Richard Latto, BBC reporter, rummages through the archives of one of the most successful Saturday night shows of all time and speaks to its producer and co-creator.
Running for 169 editions from November 23 1991 until 20 March 1999, Noel’s House Party was the definitive light entertainment show of the 1990s. The series picked up many awards including a BAFTA and a Bronze Rose of Montreux, and at its peak was regularly watched by 18 million viewers with favourable reviews in both the broadsheet and tabloid newspapers. A long list of celebrities took part in the many skits and were victim to the infamous ‘Gotchas’ that saw Edmonds and the production team orchestrate ambitious pranks on unsuspecting stars. There was also the risk for any guest on the show that they would suddenly be told to take a soggy seat in the gunge tank. Famously the production team often received requests from household names who were keen to be covered in brightly coloured liquid in order to show the public they had a sense of humour.

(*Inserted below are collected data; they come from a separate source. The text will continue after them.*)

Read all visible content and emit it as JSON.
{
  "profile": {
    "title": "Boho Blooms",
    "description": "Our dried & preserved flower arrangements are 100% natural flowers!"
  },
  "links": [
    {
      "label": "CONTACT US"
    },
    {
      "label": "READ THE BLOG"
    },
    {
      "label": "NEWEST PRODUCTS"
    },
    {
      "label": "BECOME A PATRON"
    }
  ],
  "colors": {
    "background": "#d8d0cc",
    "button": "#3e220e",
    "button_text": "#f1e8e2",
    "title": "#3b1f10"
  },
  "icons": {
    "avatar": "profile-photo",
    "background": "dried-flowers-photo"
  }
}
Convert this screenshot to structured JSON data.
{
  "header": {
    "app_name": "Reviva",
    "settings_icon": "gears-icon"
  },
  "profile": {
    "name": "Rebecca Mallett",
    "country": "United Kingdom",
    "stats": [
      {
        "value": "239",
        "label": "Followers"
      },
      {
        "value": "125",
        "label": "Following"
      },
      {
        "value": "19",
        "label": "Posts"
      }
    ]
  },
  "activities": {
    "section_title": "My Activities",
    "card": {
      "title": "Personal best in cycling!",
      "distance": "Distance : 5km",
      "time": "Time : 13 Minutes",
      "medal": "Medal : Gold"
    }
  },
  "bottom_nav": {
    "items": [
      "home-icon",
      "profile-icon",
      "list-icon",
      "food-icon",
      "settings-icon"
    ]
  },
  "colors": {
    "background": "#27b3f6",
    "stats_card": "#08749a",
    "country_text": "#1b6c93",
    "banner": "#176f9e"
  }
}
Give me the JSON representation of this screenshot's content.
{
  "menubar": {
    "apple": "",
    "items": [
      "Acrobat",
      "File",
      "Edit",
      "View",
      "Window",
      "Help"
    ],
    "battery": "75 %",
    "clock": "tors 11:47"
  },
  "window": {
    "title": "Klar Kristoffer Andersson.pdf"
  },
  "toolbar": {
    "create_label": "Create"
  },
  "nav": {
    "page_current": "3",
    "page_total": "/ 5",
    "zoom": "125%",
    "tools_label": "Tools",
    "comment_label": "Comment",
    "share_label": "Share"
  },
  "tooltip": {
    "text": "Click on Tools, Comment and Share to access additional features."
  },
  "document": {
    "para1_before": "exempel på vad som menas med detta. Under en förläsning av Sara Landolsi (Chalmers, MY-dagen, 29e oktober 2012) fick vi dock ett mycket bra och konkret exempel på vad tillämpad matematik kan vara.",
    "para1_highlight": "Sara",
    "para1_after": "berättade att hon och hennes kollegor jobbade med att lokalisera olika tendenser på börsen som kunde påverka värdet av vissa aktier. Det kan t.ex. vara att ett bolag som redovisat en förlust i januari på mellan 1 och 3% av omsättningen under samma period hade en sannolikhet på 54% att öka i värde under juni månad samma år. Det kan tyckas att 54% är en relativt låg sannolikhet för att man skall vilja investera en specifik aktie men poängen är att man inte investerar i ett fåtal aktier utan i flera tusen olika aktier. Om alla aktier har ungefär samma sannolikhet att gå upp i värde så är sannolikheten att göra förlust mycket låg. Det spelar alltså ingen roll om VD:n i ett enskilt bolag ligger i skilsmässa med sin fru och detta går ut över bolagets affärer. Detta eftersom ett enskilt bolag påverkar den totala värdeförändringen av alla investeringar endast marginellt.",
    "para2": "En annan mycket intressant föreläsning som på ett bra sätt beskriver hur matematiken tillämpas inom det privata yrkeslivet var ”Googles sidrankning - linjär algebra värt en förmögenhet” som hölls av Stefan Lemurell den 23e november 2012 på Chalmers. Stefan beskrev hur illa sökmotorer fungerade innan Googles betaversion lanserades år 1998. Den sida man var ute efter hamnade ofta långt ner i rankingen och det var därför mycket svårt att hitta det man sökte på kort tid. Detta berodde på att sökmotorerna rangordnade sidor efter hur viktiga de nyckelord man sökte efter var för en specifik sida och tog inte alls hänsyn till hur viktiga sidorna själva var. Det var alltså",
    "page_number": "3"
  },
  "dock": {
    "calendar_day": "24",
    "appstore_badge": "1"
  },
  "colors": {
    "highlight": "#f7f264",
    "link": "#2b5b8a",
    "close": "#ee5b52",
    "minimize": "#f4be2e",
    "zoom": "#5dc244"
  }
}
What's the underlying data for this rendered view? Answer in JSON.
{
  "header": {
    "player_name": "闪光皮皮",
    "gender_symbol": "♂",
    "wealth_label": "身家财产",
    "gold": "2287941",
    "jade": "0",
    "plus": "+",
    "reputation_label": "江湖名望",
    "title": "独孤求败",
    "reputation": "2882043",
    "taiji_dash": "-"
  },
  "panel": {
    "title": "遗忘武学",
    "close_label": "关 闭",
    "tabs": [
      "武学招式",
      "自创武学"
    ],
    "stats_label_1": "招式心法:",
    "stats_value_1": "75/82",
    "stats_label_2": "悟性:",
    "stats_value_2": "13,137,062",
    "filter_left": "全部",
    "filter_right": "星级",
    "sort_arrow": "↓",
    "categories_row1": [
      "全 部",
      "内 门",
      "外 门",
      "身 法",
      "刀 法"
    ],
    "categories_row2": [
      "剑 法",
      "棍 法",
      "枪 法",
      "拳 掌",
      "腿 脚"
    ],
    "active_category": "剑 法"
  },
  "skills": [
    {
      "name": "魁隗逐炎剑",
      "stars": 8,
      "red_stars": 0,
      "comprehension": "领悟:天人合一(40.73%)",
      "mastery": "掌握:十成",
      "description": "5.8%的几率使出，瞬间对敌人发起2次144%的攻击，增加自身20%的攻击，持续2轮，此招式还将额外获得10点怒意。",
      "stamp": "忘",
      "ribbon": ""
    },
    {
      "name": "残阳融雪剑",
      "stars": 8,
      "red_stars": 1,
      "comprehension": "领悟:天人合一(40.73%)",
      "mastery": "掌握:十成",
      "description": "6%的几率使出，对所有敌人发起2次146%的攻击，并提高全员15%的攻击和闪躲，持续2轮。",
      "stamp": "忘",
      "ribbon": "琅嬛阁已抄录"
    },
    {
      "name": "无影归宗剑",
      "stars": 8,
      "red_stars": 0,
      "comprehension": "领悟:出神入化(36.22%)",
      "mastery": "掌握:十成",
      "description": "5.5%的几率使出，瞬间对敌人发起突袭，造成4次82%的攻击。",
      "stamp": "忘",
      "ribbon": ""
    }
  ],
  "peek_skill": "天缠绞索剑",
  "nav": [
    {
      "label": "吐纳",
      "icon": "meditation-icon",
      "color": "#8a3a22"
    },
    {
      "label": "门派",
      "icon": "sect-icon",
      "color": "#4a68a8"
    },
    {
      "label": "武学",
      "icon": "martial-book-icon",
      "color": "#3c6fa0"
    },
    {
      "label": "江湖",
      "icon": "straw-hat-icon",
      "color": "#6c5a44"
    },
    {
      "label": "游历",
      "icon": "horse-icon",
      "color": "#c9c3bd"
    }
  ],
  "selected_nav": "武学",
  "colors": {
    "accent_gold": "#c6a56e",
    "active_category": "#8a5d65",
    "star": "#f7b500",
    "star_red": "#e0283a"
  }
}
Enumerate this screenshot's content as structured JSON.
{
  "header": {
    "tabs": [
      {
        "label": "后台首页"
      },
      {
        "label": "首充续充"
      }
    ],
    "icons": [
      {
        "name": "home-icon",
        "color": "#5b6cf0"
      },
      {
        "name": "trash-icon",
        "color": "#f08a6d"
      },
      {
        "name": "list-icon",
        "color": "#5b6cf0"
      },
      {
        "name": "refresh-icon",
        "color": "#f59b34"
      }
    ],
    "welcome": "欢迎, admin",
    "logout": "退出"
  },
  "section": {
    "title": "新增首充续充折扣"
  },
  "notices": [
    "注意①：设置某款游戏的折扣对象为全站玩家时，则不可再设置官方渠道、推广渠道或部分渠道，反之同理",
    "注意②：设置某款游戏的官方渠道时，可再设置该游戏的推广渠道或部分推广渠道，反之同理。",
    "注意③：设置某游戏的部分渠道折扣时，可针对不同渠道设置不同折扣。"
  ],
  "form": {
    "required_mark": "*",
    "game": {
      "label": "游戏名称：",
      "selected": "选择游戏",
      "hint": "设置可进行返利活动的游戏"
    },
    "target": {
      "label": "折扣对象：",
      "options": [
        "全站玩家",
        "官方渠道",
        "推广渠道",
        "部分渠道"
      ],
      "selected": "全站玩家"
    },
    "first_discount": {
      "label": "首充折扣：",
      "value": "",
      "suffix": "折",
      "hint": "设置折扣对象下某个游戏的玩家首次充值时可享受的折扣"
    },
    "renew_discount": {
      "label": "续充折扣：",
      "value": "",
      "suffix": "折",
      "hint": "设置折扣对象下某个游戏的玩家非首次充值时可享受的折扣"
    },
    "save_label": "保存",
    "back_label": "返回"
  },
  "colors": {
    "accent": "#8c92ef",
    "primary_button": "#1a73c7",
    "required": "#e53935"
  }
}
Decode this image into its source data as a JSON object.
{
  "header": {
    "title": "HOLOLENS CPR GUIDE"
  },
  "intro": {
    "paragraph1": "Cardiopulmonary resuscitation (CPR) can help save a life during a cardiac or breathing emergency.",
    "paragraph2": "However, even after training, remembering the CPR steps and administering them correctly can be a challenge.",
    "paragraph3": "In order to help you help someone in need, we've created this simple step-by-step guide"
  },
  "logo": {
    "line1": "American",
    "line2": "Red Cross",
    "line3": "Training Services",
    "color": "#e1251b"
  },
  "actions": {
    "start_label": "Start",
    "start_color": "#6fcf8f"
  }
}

Producer Michael Leggo worked on the predecessor of Noel’s House Party, which was called The Noel Edmonds Saturday Roadshow. That series was pre-recorded each week and he devised a plan with Edmonds for a new live show to replace it. Leggo said it was all about finding the right format: “It sort of became obvious to Noel and I that we just needed one location and then we basically came up with the house and it liberated us creatively… so Noel could tell you the viewer about all these exciting things coming up like NTV or a Gotcha and suddenly the doorbell rings and Noel has to apologise and say he’ll get rid of whoever the nuisance is and it turns out to be Roger Moore or whoever. So it became more intimate with the audience.” There was demand from the BBC for a live show that featured more audience interaction and Leggo recalls that was a crucial factor: “In that change from Roadshow to House Party, ‘people shows’ were gaining real traction. Blind Date was doing fantastic business [on ITV] and Jonathan Powell the then controller of BBC One told the Head of Light Entertainment Jim Moir that we needed a ‘people show’ and that was a key part of our thinking… involving more people, the audience and members of the public… and when the first audience figures came in that was very exciting”.
The notorious NTV segment saw the BBC plant cameras in people’s homes to surprise them on national television and was regarded at the time as an incredibly sophisticated feature. One critic remarked that if the technique had been pioneered by David Lynch or Oliver Stone, it would have been regarded as one of the greatest cultural jokes of the 20th century. Leggo recalls: “It was revolutionary, but such a nerve-wracking moment for me as the producer and also director. I couldn’t really relax until we’d done the reveal of the victim on NTV as you just didn’t know what this person would be like. They might say rude words or not be as fun as we’d been led to be believe. I was always nervous, but if it went well I could enjoy the show from there on!”
The series became popular incredibly quickly and Leggo remembered the pressure that brought: “It just ate ideas, and we always said we had segments that were actually the format of whole shows… like ‘Wait Till I Get You Home’ where we interviewed children about their family, other producers would turn into an entire show. It used to keep me up at night, especially in-between series. Thinking up ideas to keep the show fresh and moving forward”
According to Leggo the most difficult part of each series was finding different methods to prank celebrities: “The Gotchas were really, really difficult to do. When you had a series of twenty episodes, that was a mountain to climb because it meant you had to think up twenty different Gotchas, and that’s when I came up with Mr Blobby, who helped us get so many people and then of course took on a life of his own. We could do anything with him, he would appear with major film and sport stars and then one day a guy rang me up and wanted to do a music single, which actually kept Take That off the top spot when it got to number one in the chart. I do hope one day Gary Barlow will forgive me”. Mr Blobby became an overnight sensation spawning a large collection of spin-off merchandise.
In January 1998 Edmonds famously refused to present an edition citing concerns over a lack of quality content, which Leggo recalls: “Over the years the budget was effectively eroded. In comparison the spending power at the beginning was greater than the later years. That was a miserable time really because it was our baby”.
The party ended in 1999 with Edmonds making a moving speech at the end of the final edition: “For BBC Television, the entertainment department, for me and possibly you, it really is the end of an era. I hope your memory will be very kind to us”.
Leggo remembers his work on the series with great affection: “We had a superb production team and Noel really is the only person that could have done that show. He was pivotable to the House Party, you couldn’t imagine someone else doing it”.
Richard Latto is a reporter for BBC South and Noel’s House Party super fan.